Erin Brockovich: Erin Go Bra
“Look, we think it’s neat that this story, about folks poisoned by water laced with hexavalent chromium, caught the eye of studio execs who haven’t drunk tap water in years. And it’s fine if today’s only female box-office magnet wants to do Norma Rae Takes a Civil Action. (Her teary phone call alone will guarantee an Oscar nomination.) But does the film, written by Susannah Grant, have to be both heckling and truckling?”
Eternal Sunshine of the Spotless Mind: Do I Love You? (I Forget)
“Each love affair is its own life. And whether its span is that of a mayfly or a Galapagos tortoise, it has a life cycle of birth, growth, maturity, decay, death. And possibly rebirth? Or just instant replay?
That’s the question, the double theory, posed in Eternal Sunshine of the Spotless Mind, the latest and loveliest alternative universe created by Charlie Kaufman, America’s most—we should probably say only—intellectually provocative screenwriter.”
Mulholland Drive
“Viewers will feel as though they’ve just finished a great meal but aren’t sure what they’ve been served. Behind them, the chef smiles wickedly.”
The Dark Knight: Batman Is Back
“For a good part of the film, when the two embrace in a free fall of souls—one doomed, the other imperiled—you may think you’re in the grip of a mordant masterpiece. That feeling will pass, as the film spends too many of its final moments setting up the series’ third installment. The chill will linger, though. The Dark Knight is bound to haunt you long after you’ve told yourself, Aah, it’s only a comic-book movie.”
The Hurt Locker: Iraq, With Thrills
“The Hurt Locker has a few longueurs, and once or twice it spells out in dialogue what the images have eloquently shown. But short of being there, you’ll never get closer to the on-the-ground immediacy of the Iraq occupation, its sick tension, its toxic tang. This is one of the great war films, and our own Medal of Honor winner for 2009.”
Fast Five: The First Great Post-Human Movie
“In a film that is sure to blast open the box-office vault this weekend, these two amazing chase scenes provide a little epiphany about modern movies. It’s this: in the kind of picture Hollywood makes best, the old cinema verities—sharp dialogue, rounded characters, subtle acting, a certain camera eloquence—are irrelevant.”
Boyhood: A Thrilling Epic of Ordinary Life
“Parents forget; kids remember.

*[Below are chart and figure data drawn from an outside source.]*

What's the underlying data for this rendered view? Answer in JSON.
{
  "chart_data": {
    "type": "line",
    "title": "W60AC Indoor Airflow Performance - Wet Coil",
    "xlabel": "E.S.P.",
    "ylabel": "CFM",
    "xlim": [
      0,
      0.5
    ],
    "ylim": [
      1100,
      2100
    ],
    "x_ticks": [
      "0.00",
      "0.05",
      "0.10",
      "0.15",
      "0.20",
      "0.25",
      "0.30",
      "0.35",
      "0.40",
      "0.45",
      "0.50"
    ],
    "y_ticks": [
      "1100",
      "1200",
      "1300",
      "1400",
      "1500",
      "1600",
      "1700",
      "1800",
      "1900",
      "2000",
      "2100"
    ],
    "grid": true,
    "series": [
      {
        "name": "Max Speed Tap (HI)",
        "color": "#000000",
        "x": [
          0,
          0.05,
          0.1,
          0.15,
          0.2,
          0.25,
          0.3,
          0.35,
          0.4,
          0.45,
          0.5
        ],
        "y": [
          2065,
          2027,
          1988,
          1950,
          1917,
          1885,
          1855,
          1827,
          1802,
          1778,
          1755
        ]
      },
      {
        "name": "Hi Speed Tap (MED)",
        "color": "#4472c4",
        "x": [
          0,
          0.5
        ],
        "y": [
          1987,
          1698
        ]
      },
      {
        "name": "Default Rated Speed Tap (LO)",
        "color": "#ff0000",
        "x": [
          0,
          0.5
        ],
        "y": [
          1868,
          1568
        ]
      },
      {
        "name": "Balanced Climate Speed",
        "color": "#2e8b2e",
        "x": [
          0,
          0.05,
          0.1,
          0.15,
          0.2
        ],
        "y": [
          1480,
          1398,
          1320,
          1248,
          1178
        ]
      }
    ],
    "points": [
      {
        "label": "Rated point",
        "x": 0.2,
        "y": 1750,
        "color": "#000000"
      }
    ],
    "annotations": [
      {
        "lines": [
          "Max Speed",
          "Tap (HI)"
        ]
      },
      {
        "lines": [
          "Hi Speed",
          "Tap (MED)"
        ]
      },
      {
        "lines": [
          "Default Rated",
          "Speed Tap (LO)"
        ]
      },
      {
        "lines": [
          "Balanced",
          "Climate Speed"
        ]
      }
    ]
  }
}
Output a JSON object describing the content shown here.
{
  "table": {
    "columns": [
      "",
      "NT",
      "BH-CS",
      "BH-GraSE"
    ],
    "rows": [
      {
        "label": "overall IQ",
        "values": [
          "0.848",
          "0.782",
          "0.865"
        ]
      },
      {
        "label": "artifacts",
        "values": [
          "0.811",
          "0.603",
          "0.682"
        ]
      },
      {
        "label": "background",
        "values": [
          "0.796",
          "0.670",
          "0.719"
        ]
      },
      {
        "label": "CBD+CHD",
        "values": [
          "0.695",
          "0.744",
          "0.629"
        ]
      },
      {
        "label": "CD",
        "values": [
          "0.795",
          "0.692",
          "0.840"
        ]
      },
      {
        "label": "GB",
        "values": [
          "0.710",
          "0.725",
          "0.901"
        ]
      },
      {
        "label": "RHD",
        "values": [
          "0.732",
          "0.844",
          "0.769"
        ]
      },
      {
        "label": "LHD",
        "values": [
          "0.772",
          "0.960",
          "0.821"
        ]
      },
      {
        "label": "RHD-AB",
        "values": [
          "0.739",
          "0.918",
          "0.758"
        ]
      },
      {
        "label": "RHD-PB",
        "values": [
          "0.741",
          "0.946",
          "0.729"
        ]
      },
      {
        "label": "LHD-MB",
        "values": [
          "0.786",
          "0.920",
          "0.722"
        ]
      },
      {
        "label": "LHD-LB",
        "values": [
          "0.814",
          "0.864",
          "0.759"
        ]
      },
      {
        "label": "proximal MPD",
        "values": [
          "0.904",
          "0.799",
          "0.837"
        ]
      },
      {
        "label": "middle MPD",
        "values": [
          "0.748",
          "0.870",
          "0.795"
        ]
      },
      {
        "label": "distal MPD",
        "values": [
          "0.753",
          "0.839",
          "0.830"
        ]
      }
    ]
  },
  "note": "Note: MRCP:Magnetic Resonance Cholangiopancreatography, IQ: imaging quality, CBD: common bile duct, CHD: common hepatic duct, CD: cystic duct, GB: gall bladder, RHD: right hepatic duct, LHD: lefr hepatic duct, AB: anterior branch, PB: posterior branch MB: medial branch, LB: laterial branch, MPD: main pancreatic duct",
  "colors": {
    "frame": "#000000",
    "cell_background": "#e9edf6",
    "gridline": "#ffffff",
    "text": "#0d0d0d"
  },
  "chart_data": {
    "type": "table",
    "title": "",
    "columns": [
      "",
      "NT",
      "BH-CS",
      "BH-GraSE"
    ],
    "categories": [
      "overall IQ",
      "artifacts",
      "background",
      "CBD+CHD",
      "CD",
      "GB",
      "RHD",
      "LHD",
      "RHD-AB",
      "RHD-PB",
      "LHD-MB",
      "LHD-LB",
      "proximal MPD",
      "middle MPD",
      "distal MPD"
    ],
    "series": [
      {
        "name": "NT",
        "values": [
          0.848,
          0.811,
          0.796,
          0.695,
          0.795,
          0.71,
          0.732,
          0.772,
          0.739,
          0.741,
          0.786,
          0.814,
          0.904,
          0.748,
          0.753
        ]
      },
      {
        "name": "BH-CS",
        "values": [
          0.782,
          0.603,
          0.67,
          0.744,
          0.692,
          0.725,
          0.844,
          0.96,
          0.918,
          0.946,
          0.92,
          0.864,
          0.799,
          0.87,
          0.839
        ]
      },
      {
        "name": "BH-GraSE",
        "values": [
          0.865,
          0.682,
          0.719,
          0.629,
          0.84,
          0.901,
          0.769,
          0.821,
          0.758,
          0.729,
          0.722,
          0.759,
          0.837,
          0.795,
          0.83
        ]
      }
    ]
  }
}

Or is it the other way around? We all recall what is or was important to us, and are astonished when it slips other people’s minds. Perhaps we dismiss as irrelevant matters of crucial concern to those we love. That’s life as most of us experience it, and which few movies document with such understated acuity as Boyhood does. Embrace each moment, Linklater tells us, because it won’t come again—unless he is there to record it, shape it and turn it into an indelible movie.”